Quoting the article:

>In court filings, attorneys representing the state and Bradley have argued Holland's lawsuit should be dismissed as the trooper has "sovereign immunity" as a member of law enforcement, and that it was a "lawful" traffic stop.

It’s just a sloppy article.

The concept is right but sovereign immunity is about states and between states.

https://en.wikipedia.org/wiki/Sovereign_immunity_in_the_Unit...

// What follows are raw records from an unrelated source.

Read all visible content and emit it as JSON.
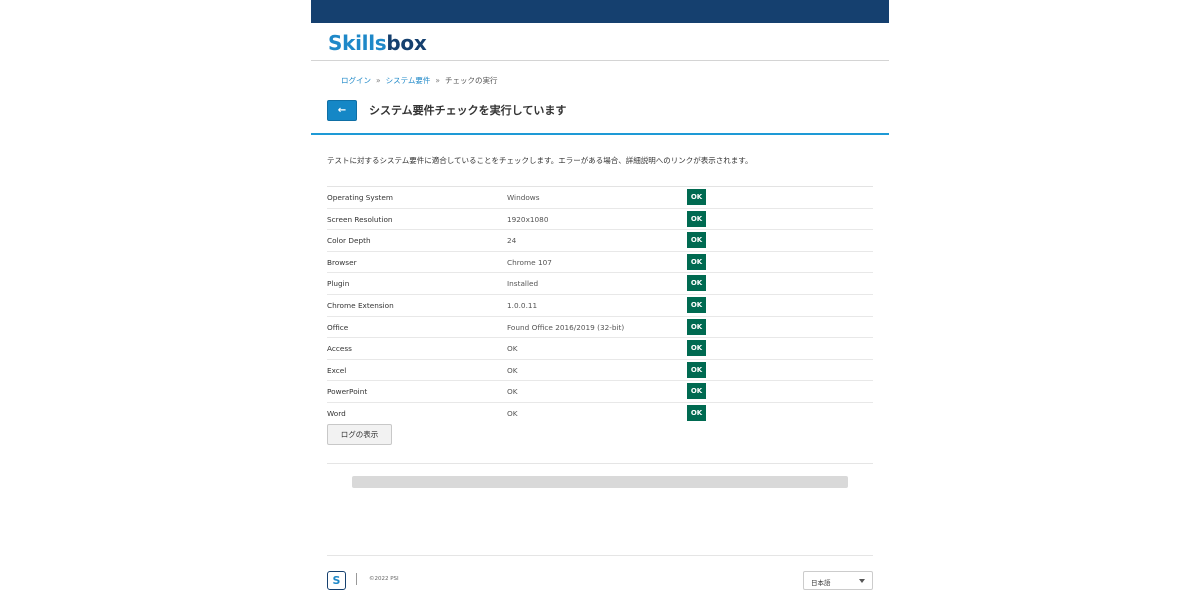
{
  "brand": {
    "logo_part1": "Skills",
    "logo_part2": "box",
    "footer_logo_glyph": "S"
  },
  "breadcrumb": [
    {
      "label": "ログイン",
      "link": true
    },
    {
      "label": "システム要件",
      "link": true
    },
    {
      "label": "チェックの実行",
      "link": false
    }
  ],
  "breadcrumb_separator": "»",
  "header": {
    "back_icon": "←",
    "title": "システム要件チェックを実行しています"
  },
  "intro": "テストに対するシステム要件に適合していることをチェックします。エラーがある場合、詳細説明へのリンクが表示されます。",
  "requirements": [
    {
      "name": "Operating System",
      "value": "Windows",
      "status": "OK"
    },
    {
      "name": "Screen Resolution",
      "value": "1920x1080",
      "status": "OK"
    },
    {
      "name": "Color Depth",
      "value": "24",
      "status": "OK"
    },
    {
      "name": "Browser",
      "value": "Chrome 107",
      "status": "OK"
    },
    {
      "name": "Plugin",
      "value": "Installed",
      "status": "OK"
    },
    {
      "name": "Chrome Extension",
      "value": "1.0.0.11",
      "status": "OK"
    },
    {
      "name": "Office",
      "value": "Found Office 2016/2019 (32-bit)",
      "status": "OK"
    },
    {
      "name": "Access",
      "value": "OK",
      "status": "OK"
    },
    {
      "name": "Excel",
      "value": "OK",
      "status": "OK"
    },
    {
      "name": "PowerPoint",
      "value": "OK",
      "status": "OK"
    },
    {
      "name": "Word",
      "value": "OK",
      "status": "OK"
    }
  ],
  "log_button": "ログの表示",
  "progress": {
    "fraction": 0
  },
  "footer": {
    "copyright": "©2022 PSI",
    "language": "日本語"
  },
  "colors": {
    "topbar": "#15406f",
    "accent": "#1e9ad6",
    "ok_badge": "#006a51"
  }
}
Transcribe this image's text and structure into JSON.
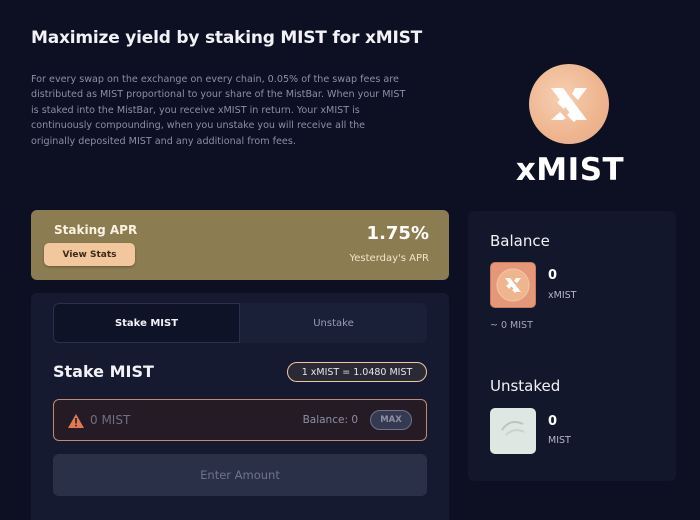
{
  "header": {
    "title": "Maximize yield by staking MIST for xMIST",
    "description": "For every swap on the exchange on every chain, 0.05% of the swap fees are distributed as MIST proportional to your share of the MistBar. When your MIST is staked into the MistBar, you receive xMIST in return. Your xMIST is continuously compounding, when you unstake you will receive all the originally deposited MIST and any additional from fees."
  },
  "logo": {
    "text": "xMIST",
    "icon": "xmist-logo-icon",
    "color": "#eeb58f"
  },
  "apr": {
    "label": "Staking APR",
    "button": "View Stats",
    "value": "1.75%",
    "subtext": "Yesterday's APR"
  },
  "stake": {
    "tabs": [
      {
        "label": "Stake MIST",
        "active": true
      },
      {
        "label": "Unstake",
        "active": false
      }
    ],
    "title": "Stake MIST",
    "rate": "1 xMIST = 1.0480 MIST",
    "input_placeholder": "0 MIST",
    "balance_label": "Balance: 0",
    "max_label": "MAX",
    "submit_label": "Enter Amount"
  },
  "balance": {
    "title": "Balance",
    "amount": "0",
    "symbol": "xMIST",
    "approx": "~ 0 MIST"
  },
  "unstaked": {
    "title": "Unstaked",
    "amount": "0",
    "symbol": "MIST"
  }
}
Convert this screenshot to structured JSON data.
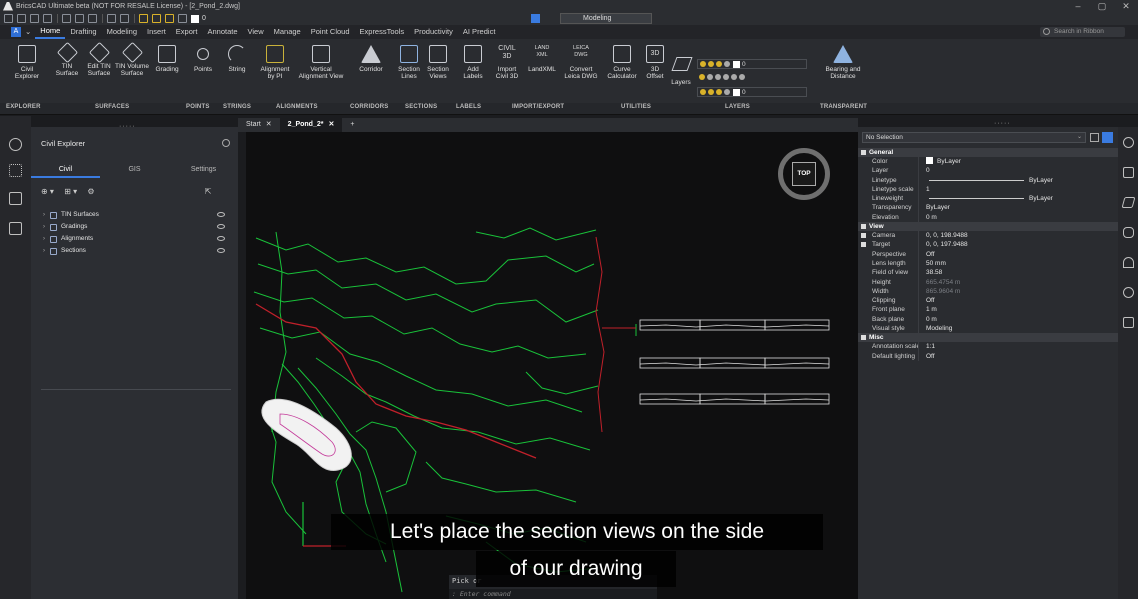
{
  "window": {
    "title": "BricsCAD Ultimate beta (NOT FOR RESALE License) - [2_Pond_2.dwg]",
    "controls": [
      "–",
      "▢",
      "✕"
    ]
  },
  "quick_access": {
    "layer_name": "0",
    "workspace": "Modeling"
  },
  "ribbon_tabs": [
    "Home",
    "Drafting",
    "Modeling",
    "Insert",
    "Export",
    "Annotate",
    "View",
    "Manage",
    "Point Cloud",
    "ExpressTools",
    "Productivity",
    "AI Predict"
  ],
  "ribbon_search_placeholder": "Search in Ribbon",
  "ribbon_buttons": [
    {
      "label": "Civil\nExplorer",
      "icon": "civil-explorer-icon"
    },
    {
      "label": "TIN\nSurface",
      "icon": "tin-surface-icon"
    },
    {
      "label": "Edit TIN\nSurface",
      "icon": "edit-tin-surface-icon"
    },
    {
      "label": "TIN Volume\nSurface",
      "icon": "tin-volume-surface-icon"
    },
    {
      "label": "Grading",
      "icon": "grading-icon"
    },
    {
      "label": "Points",
      "icon": "points-icon"
    },
    {
      "label": "String",
      "icon": "string-icon"
    },
    {
      "label": "Alignment\nby PI",
      "icon": "alignment-by-pi-icon"
    },
    {
      "label": "Vertical\nAlignment View",
      "icon": "vertical-alignment-view-icon"
    },
    {
      "label": "Corridor",
      "icon": "corridor-icon"
    },
    {
      "label": "Section\nLines",
      "icon": "section-lines-icon"
    },
    {
      "label": "Section\nViews",
      "icon": "section-views-icon"
    },
    {
      "label": "Add\nLabels",
      "icon": "add-labels-icon"
    },
    {
      "label": "Import\nCivil 3D",
      "icon": "import-civil3d-icon"
    },
    {
      "label": "LandXML",
      "icon": "landxml-icon"
    },
    {
      "label": "Convert\nLeica DWG",
      "icon": "convert-leica-icon"
    },
    {
      "label": "Curve\nCalculator",
      "icon": "curve-calculator-icon"
    },
    {
      "label": "3D\nOffset",
      "icon": "3d-offset-icon"
    },
    {
      "label": "Layers",
      "icon": "layers-icon"
    },
    {
      "label": "Bearing and\nDistance",
      "icon": "bearing-distance-icon"
    }
  ],
  "ribbon_icon_text": {
    "civil3d": "CIVIL\n3D",
    "landxml": "LAND\nXML",
    "leica": "LEICA\nDWG",
    "offset3d": "3D"
  },
  "ribbon_groups": [
    "EXPLORER",
    "SURFACES",
    "POINTS",
    "STRINGS",
    "ALIGNMENTS",
    "CORRIDORS",
    "SECTIONS",
    "LABELS",
    "IMPORT/EXPORT",
    "UTILITIES",
    "LAYERS",
    "TRANSPARENT"
  ],
  "layer_rows": {
    "row1": "0",
    "row3": "0"
  },
  "explorer": {
    "title": "Civil Explorer",
    "tabs": [
      "Civil",
      "GIS",
      "Settings"
    ],
    "tree": [
      {
        "label": "TIN Surfaces"
      },
      {
        "label": "Gradings"
      },
      {
        "label": "Alignments"
      },
      {
        "label": "Sections"
      }
    ]
  },
  "doc_tabs": [
    {
      "label": "Start",
      "active": false
    },
    {
      "label": "2_Pond_2*",
      "active": true
    },
    {
      "label": "+",
      "active": false
    }
  ],
  "viewcube_label": "TOP",
  "command_line": {
    "history": "Pick or",
    "placeholder": ": Enter command"
  },
  "caption": {
    "line1": "Let's place the section views on the side",
    "line2": "of our drawing"
  },
  "properties": {
    "selection": "No Selection",
    "sections": [
      {
        "name": "General",
        "rows": [
          {
            "key": "Color",
            "value": "ByLayer",
            "swatch": true
          },
          {
            "key": "Layer",
            "value": "0"
          },
          {
            "key": "Linetype",
            "value": "ByLayer",
            "line": true
          },
          {
            "key": "Linetype scale",
            "value": "1"
          },
          {
            "key": "Lineweight",
            "value": "ByLayer",
            "line": true
          },
          {
            "key": "Transparency",
            "value": "ByLayer"
          },
          {
            "key": "Elevation",
            "value": "0 m"
          }
        ]
      },
      {
        "name": "View",
        "rows": [
          {
            "key": "Camera",
            "value": "0, 0, 198.9488",
            "expand": true
          },
          {
            "key": "Target",
            "value": "0, 0, 197.9488",
            "expand": true
          },
          {
            "key": "Perspective",
            "value": "Off"
          },
          {
            "key": "Lens length",
            "value": "50 mm"
          },
          {
            "key": "Field of view",
            "value": "38.58"
          },
          {
            "key": "Height",
            "value": "665.4754 m",
            "dim": true
          },
          {
            "key": "Width",
            "value": "865.9604 m",
            "dim": true
          },
          {
            "key": "Clipping",
            "value": "Off"
          },
          {
            "key": "Front plane",
            "value": "1 m"
          },
          {
            "key": "Back plane",
            "value": "0 m"
          },
          {
            "key": "Visual style",
            "value": "Modeling"
          }
        ]
      },
      {
        "name": "Misc",
        "rows": [
          {
            "key": "Annotation scale",
            "value": "1:1"
          },
          {
            "key": "Default lighting",
            "value": "Off"
          }
        ]
      }
    ]
  },
  "colors": {
    "accent": "#3a7be0",
    "contour_green": "#19c23a",
    "contour_red": "#c0202a",
    "section_views": "#e0e0e0"
  }
}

I know it's less likely, but I think the party who made the error may have actually been the attorneys representing the state and Bradley
Huh, interesting. I am very dubious of that quote. IANAL, but I'm pretty sure if they actually filed that in court they would be laughed out of the room. My guess is either the reporters got it wrong or its some AI hallucination. Unfortunately they don't source this claim.
Sovereign immunity is the more general problem. The media focuses on qualified immunity because it's the specific justification that is often used for applying sovereign immunity to the actions of individual people. But really we need to significantly neuter that entire base concept of sovereign immunity. First, it's the background that causes individual officers to think "they are the law" and go down paths of wanton criminality illustrated here. But in general it's also what allows police forces, even congruent with all their rules and procedures, to still harm innocent citizens and then never make them whole for that harm. "You can beat the rap but you can't beat the ride" shouldn't be thought of as some witty insight, rather it's a grave subversion of justice.
According to the Wikipedia article on sovereign immunity, there are two types: "absolute immunity" and "qualified immunity". If that's right (I have no idea) then they're not incompatible.
When it's ICE it's both :-(
ICE itself as a federal agency has sovereign immunity but the individuals who make up ICE only have qualified immunity for constitutional rights violations. However they do have sovereign immunity for general torts (or more technically for general torts the USG is substituted as the defendant and the USG has sovereign immunity.